October 9, 2019, each extending different settlement offers further discounting the total settlement amount. Id.; Dkt. No. 18-2 at 1; Dkt. No. 18-3 at 1. The July 9, 2019 letter discounted UCB’s July 7, 2019 reduced-balance settlement offer by 5% (35% of the Account Balance), and the October 9, 2019 letter discounted UCB’s July 7, 2019 reduced-balance settlement offer by another 10% (30% of the Account Balance). Dkt. No. 18-2 at 1; Dkt. No. 18-3 at 1. In the July 9, 2019,

and October 9, 2019 letters, UCB also offered multiple-payment options with installments over two, twelve, or twenty-four months to settle the full balance being collected by UCB. Id. Directly following the terms of the settlement offers in the letters, UCB included the statement: “We are not obligated to renew this offer.” Id. Schmeling alleges the statement in UCB’s July 7, 2019 letter, “‘[w]e are not obligated to renew this offer[,]’ is materially false, deceptive, and misleading because UCB is always obligated by the creditor to renew the offer stated in the [l]etter.” Dkt. No. 18 at 4. Schmeling also alleges the same statement “is a materially false statement because it influences the unsophisticated consumer’s decision to pay [d]ebt.” Id. She asserts that the July 7, 2019 letter violated the FDCPA by using a false, deceptive, or misleading representation or means that in one or more ways violates

15 U.S.C. § 1692e. Id. at 7. Specifically, Schmeling alleges UCB’s July 7, 2019 letter violates § 1692e(2)(A) by falsely representing the character, amount, or legal status of any debt; and § 1692e(10) by using any false representation or deceptive means to collect or attempt to collect any debt or to obtain information concerning a consumer. Id. Schmeling, like many FDCPA plaintiffs, filed her action as a putative class action lawsuit on behalf of herself and all other persons to whom UCB mailed its letter(s) at a Wisconsin address.

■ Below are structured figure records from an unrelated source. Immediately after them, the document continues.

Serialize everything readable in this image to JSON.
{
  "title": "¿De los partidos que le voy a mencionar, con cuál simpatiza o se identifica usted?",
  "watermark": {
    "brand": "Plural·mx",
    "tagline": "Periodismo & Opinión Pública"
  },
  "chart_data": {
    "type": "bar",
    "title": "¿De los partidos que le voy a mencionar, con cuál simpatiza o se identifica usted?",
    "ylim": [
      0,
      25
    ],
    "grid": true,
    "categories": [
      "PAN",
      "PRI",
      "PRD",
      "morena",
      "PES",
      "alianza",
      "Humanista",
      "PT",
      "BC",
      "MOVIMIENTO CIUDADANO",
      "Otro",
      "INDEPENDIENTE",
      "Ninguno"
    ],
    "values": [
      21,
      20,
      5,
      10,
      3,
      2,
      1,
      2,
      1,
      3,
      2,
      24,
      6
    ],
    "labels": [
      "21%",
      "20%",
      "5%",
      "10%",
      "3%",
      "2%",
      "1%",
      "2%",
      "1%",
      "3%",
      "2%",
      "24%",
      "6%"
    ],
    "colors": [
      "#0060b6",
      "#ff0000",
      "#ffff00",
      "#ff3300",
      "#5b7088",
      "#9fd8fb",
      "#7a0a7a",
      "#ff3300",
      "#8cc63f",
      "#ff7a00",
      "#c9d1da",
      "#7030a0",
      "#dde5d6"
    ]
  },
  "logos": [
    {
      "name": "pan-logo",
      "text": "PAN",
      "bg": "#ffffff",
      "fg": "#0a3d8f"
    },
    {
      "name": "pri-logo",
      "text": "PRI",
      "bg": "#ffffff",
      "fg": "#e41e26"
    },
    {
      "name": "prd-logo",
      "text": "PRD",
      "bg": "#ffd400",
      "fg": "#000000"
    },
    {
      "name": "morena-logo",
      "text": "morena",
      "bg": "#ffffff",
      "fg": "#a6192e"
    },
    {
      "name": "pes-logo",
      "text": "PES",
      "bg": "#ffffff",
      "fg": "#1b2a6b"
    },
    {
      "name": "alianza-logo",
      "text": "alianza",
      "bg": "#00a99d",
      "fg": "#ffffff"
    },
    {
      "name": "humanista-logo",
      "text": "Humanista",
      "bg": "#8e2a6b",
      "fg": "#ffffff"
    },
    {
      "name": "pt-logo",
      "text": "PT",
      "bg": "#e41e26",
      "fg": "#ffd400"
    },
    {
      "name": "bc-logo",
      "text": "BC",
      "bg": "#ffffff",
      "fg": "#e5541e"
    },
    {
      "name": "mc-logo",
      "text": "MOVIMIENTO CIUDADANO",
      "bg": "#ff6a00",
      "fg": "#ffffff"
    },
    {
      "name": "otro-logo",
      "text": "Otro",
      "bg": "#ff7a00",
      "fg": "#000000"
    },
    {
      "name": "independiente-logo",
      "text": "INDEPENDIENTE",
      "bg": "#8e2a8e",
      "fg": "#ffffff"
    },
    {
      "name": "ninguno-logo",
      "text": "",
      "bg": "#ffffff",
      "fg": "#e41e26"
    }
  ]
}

This, of course, significantly increases the value of her case from the maximum of $1,000 in statutory damages that would otherwise apply. In a class action, should its letter be found to violate the FDCPA, UCB faces not only statutory damages for each letter it sent out subject to the cap of

the lesser of $500,000 or 1 per centum of its net worth, but also the substantial attorneys’ fees and other costs that class actions generate for both parties. 15 U.S.C. § 1692k(a). In other words, it is not an insignificant case. ANALYSIS The FDCPA “is designed to protect consumers from abusive and unfair debt collection

practices.” 15 U.S.C. § 1692(e). A debt collector’s communications are tested for compliance with the FDCPA under the “unsophisticated consumer” standard. Zemeckis v. Global Credit & Collection Corp., 679 F.3d 632, 635 (7th Cir. 2012). Under this standard, the letter “must be clear and comprehensible to an individual who is ‘uniformed, naïve, [and] trusting,’ but not without a rudimentary knowledge about the financial world or incapable of making basic deductions and inferences.” Id. (quoting Veach v. Sheeks, 316 F.3d 690, 693 (7th Cir. 2003)). An unsophisticated consumer is not a “dimwit” who interprets letters “in a bizarre or idiosyncratic fashion” but is instead a person who possesses “reasonable intelligence.” Boucher v. Fin. Sys.